Normal to feel angry
Normal to feel guilty
Normal to feel sad
Normal to hallucinate
That's what I learned recently when my cat Velma died.
When I first met her I didn't expect to keep her. I didn't think I was really a cat person. I mean I had them growing up but wasn't really interested in sharing my grownup home with one. Eleven years ago when my friend Victor was asked by his sister to take in her boss's kitten, I told him I'd help. When she showed up with two kittens, a brother and a sister, I told him I'd take the girl and keep her until I found someone at work that wanted a cat. I named her Velma, after that glasses-losing, unconfirmed sapphic detective on Scooby Doo. I think Velma may have known that I wasn't thinking of keeping her, as it seemed like she tried extra hard to work herself into my heart. I never did find another home for her.
We moved to New York together seven years ago and she adapted without a complaint. She was always there at the door waiting for me when I came home from work. She was always next to me when I woke up early in the morning and always ready to sit on my lap when I was trying to read the paper. Everyone loved Velma and she loved everyone.
She wasn't perfect by any means. I think she must of thought she was still a small nimble kitten while she jumped from the bed to the credenza knocking down all in her path. Ceramic was apparently enemy number one to Velma. I lost several Jonathan Adler pieces of pottery and one really great orange ceramic lamp. Not something you want to hear hitting the floor at 4AM. Needless to say I forgave her time and time again.
Things began to change a few weeks ago when I noticed that she wasn't eating as much and then not at all. I took her to the vet and after a blood test and an ultrasound she was diagnosed with Hepato Lipadosis or Fatty Liver. Now it was up to me to force feed her three times a day, give her IV fluids every morning and try to get her to swallow medication. All this work and it didn't seem to be working. I woke up two Fridays ago with her by my side for the last time. I took her to the vet again and sobbed when the doctor told me it was time to let her go and there wasn't anything more we could do.

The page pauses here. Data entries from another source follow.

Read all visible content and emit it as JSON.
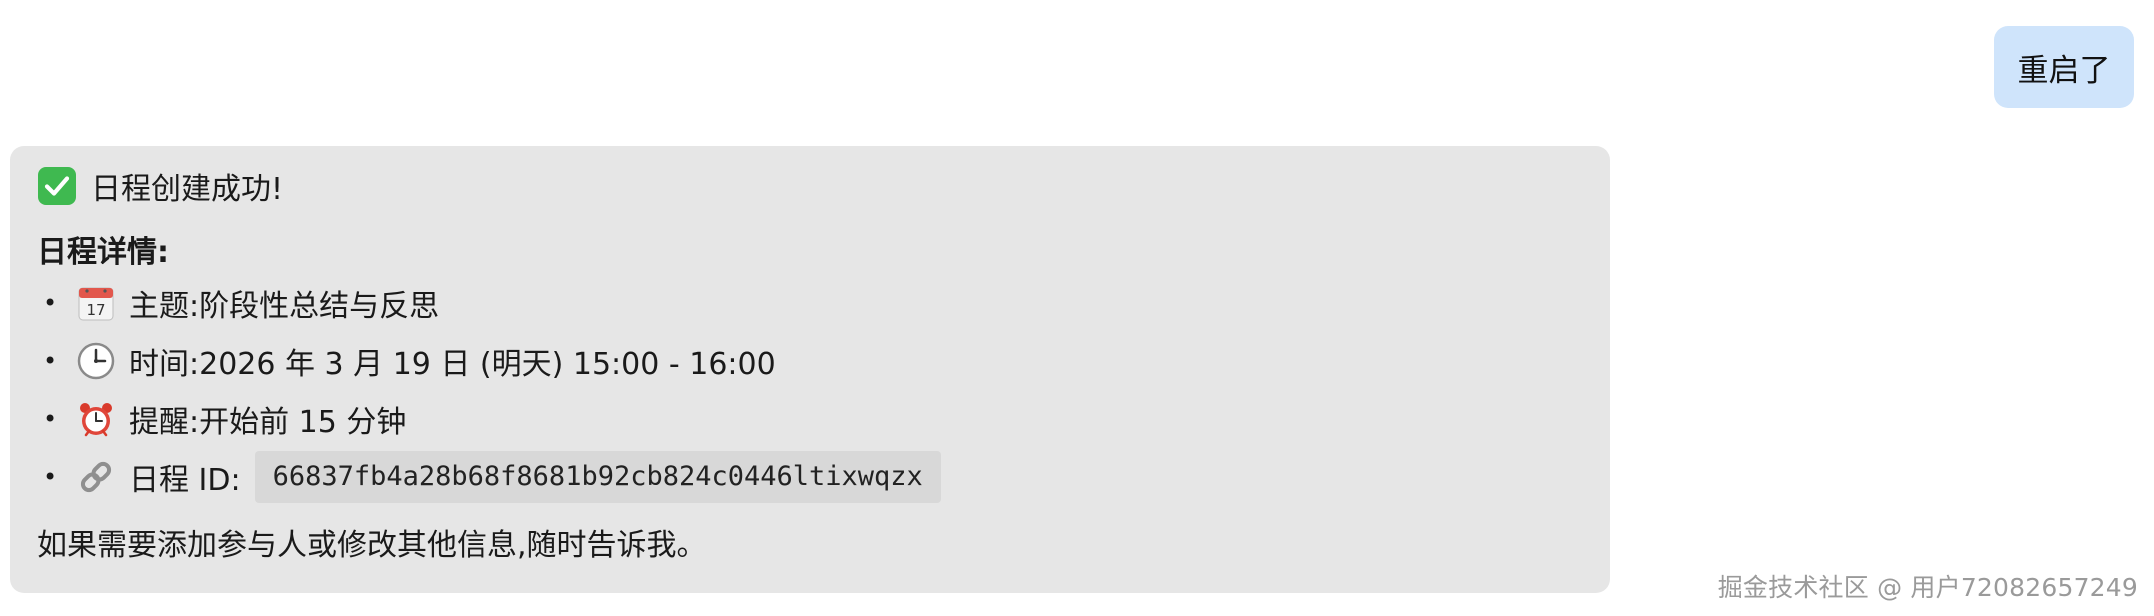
{
  "user_message": {
    "text": "重启了"
  },
  "bot_message": {
    "success_text": "日程创建成功!",
    "section_title": "日程详情:",
    "details": [
      {
        "icon": "calendar-icon",
        "label": "主题:",
        "value": "阶段性总结与反思"
      },
      {
        "icon": "clock-icon",
        "label": "时间:",
        "value": "2026 年 3 月 19 日 (明天) 15:00 - 16:00"
      },
      {
        "icon": "alarm-clock-icon",
        "label": "提醒:",
        "value": "开始前 15 分钟"
      },
      {
        "icon": "link-icon",
        "label": "日程 ID:",
        "value": "66837fb4a28b68f8681b92cb824c0446ltixwqzx"
      }
    ],
    "footer_text": "如果需要添加参与人或修改其他信息,随时告诉我。"
  },
  "watermark": "掘金技术社区 @ 用户72082657249",
  "colors": {
    "user_bubble_bg": "#cfe4fb",
    "bot_card_bg": "#e6e6e6",
    "check_green": "#3fb950"
  }
}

Velma passed away that morning while I stroked her head as she drifted away. I was overcome with grief and shock. It was as if she was just with me one minute and gone the next. I felt angry at myself for not being able to keep her alive. I felt guilty and began blaming myself for not being able to figure out how sick she really was sooner. I soon realized after talking to my friends and family and doing some online research that all these feelings were totally normal. I even learned that hallucinations were also common. The first one of those happened the first night without her around. I woke up in the middle of night, opened the bathroom door and saw something white lying on the floor in one of her usual spots. I thought she was back, healthy and alive. It was a cold slap back to reality when it turned out to be only a fallen towel.
When I told my Mom about Velma's death we cried together a bit on the phone and she told me that she had crossed over the Rainbow Bridge. I didn't know what she was really talking about, but last week when I picked up her ashes the card enclosed included a story about this bridge. According to the card, The Rainbow Bridge connects Heaven and Earth and on the other side of the bridge is a place where your pet is whole again and happy. They are simply waiting there for us to join them. I don't know about all this, but heck I do like rainbows and it is nice to think about her happy and in a better place. Apparently, they are simply waiting there for us to join them. I joked to my friend Chris that maybe Velma is there waiting and hoping for my early demise.
I know it is going to take time to get over this and I know remembering when she was healthy will help. I still open the apartment door way too slowly when I come home from work each night. I am working through my anger and guilt and I know that noise in the kitchen isn't her. She is here now. Her ashes reside near a sunny spot where she used to lie. I propped up an old Polaroid I took of her as a kitten against the small box that contains her remains. After I pay off the rest of my vet bill, I'm going to save up for a fabulous Jonathan Adler piece of pottery to put her in. I think that would be most appropriate.